The usual problems with these things are discovery and security. Discovery is done via local WiFi broadcast. Not clear how security is done. How do you allow ad-hoc networking yet disallow hostile actors from connecting?
This first beta version allows you to create fully decentralized robot swarms. The system will set up a wireless mesh network and run a p2p networking stack on top of it, such that nodes can interact with each other through various abstractions using our SDKs (Rust, Python, TypeScript) or a CLI.
We hope this is a step toward better inter-robot communication (and a fun project if you have a few Raspberry Pis lying around).
Our mesh network is created by B.A.T.M.A.N.-adv and we’ve combined this with optimized decentralized algorithms. To a user, it becomes very easy to write decentralized applications involving several peers since we’ve abstracted away much of the complexity. Our system currently offers several orchestration primitives (Key-Value Store, Pub-Sub, Discovery, Request-Response, Mesh Inspection, Debug Services, etc.)
Internally, everything except the SDKs is written in Rust, building on top of libp2p. We use gRPC to communicate between the SDKs and the CLI, so libraries for other languages are possible, and we welcome contributions (or feedback).
The C++ SDK and a ROS package that should feel natural to roboticists are in the works. Soon we also want to support a collaborative SLAM and a distributed task queue.
We’d love to hear your thoughts! :)
The usual problems with these things are discovery and security. Discovery is done via local WiFi broadcast. Not clear how security is done. How do you allow ad-hoc networking yet disallow hostile actors from connecting?
Security is still a big issue. In the current state, there is no security other than application-layer encryption (QUIC & TLS v1.3). That is fine for pilot projects, but it should not be used for anything sensitive. Maybe we should point this out more clearly in the docs. However, some Wi-Fi chips (not the ones on Raspberry Pi, sadly) also allow setting a password in adhoc (IBSS) mode and 802.11s has native support for encryption. In general is here a problem with lack of adoption of standards by the WiFi chip manufacturers and with Broadcom (the chip on the RP) a lack of support in the Linux kernel driver.
We are planning to implement authentication and encryption in the upcoming release, but this might be a paid feature.

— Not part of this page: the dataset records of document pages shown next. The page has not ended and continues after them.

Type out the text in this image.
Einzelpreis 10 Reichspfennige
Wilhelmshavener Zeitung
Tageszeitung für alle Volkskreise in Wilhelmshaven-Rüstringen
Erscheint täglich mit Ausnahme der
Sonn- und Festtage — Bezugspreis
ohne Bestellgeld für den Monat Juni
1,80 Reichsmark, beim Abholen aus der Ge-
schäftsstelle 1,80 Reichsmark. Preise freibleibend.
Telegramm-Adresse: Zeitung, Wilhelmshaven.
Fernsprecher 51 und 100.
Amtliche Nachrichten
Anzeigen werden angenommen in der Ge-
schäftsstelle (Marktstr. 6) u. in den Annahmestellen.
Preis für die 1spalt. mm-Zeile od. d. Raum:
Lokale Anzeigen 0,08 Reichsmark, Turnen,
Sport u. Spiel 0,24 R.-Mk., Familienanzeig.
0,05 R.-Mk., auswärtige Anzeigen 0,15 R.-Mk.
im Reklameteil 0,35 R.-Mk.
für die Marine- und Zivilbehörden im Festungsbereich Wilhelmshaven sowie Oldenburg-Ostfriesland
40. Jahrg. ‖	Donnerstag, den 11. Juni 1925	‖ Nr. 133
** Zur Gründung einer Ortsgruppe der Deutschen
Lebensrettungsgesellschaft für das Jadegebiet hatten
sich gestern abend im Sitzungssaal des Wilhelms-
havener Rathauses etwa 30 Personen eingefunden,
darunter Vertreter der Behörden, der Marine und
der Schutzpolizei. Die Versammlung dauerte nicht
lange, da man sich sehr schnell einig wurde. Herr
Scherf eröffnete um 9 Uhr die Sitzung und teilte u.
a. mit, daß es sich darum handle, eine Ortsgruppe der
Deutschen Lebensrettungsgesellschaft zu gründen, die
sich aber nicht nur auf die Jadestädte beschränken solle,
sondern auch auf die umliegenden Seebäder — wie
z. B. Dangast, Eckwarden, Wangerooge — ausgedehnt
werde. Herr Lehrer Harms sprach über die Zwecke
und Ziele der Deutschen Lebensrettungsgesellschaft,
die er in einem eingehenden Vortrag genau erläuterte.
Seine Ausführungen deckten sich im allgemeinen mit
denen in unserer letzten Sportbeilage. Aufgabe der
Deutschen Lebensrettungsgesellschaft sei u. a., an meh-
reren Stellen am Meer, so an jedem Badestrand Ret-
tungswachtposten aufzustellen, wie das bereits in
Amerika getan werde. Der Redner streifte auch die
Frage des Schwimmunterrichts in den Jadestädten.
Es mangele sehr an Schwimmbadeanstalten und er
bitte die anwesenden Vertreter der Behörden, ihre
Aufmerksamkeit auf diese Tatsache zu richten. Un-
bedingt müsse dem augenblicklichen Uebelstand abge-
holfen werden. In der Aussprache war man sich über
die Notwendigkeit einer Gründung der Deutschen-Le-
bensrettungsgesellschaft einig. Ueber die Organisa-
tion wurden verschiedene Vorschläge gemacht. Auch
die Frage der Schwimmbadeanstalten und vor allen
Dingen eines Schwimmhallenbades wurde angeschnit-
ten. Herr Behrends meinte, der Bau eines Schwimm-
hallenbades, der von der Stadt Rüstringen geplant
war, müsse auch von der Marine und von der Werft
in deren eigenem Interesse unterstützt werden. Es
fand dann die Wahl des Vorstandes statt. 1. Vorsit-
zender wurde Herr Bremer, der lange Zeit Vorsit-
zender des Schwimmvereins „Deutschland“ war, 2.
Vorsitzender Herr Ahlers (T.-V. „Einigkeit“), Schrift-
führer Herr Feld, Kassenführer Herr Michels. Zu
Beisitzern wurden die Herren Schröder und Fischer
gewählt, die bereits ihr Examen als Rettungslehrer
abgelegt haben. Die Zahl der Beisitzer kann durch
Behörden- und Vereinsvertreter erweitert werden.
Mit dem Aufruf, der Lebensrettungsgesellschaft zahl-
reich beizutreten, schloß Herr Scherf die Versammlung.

Typically, enterprise networks are encrypted via 802.11x (since a leak of the key wouldn't compromise the whole network), and we might be able to build a decentralised Radius server, but I'm not very fond of that idea.
Ideally, the damage one can do by joining the network unauthorized should be very limited anyway, and authentication and encryption should happen on Layer 5.
Would love feedback / inspiration / suggestions
It's annoying that we don't have a decent solution to this even for home automation. You ought to be able to take a "house ID key", probably a Yubikey, and present it to all your devices to tell them "you're mine now". Then they can talk to each other.
There are military cryptosystems which have such hardware. There's a handheld device called the Simple Key Loader.[1] That's what's used to load secure voice keys into radios, encrypted GPS keys into GPS units, identify-friend-foe codes into aircraft, and such. It's 15 years old, runs Windows CE, has a screen with a pen, and is far too big. The Tactical Key Loader is smaller and simpler.[2] 7 buttons and a small screen. About the same size as a Flipper Zero, but ruggedized and expensive.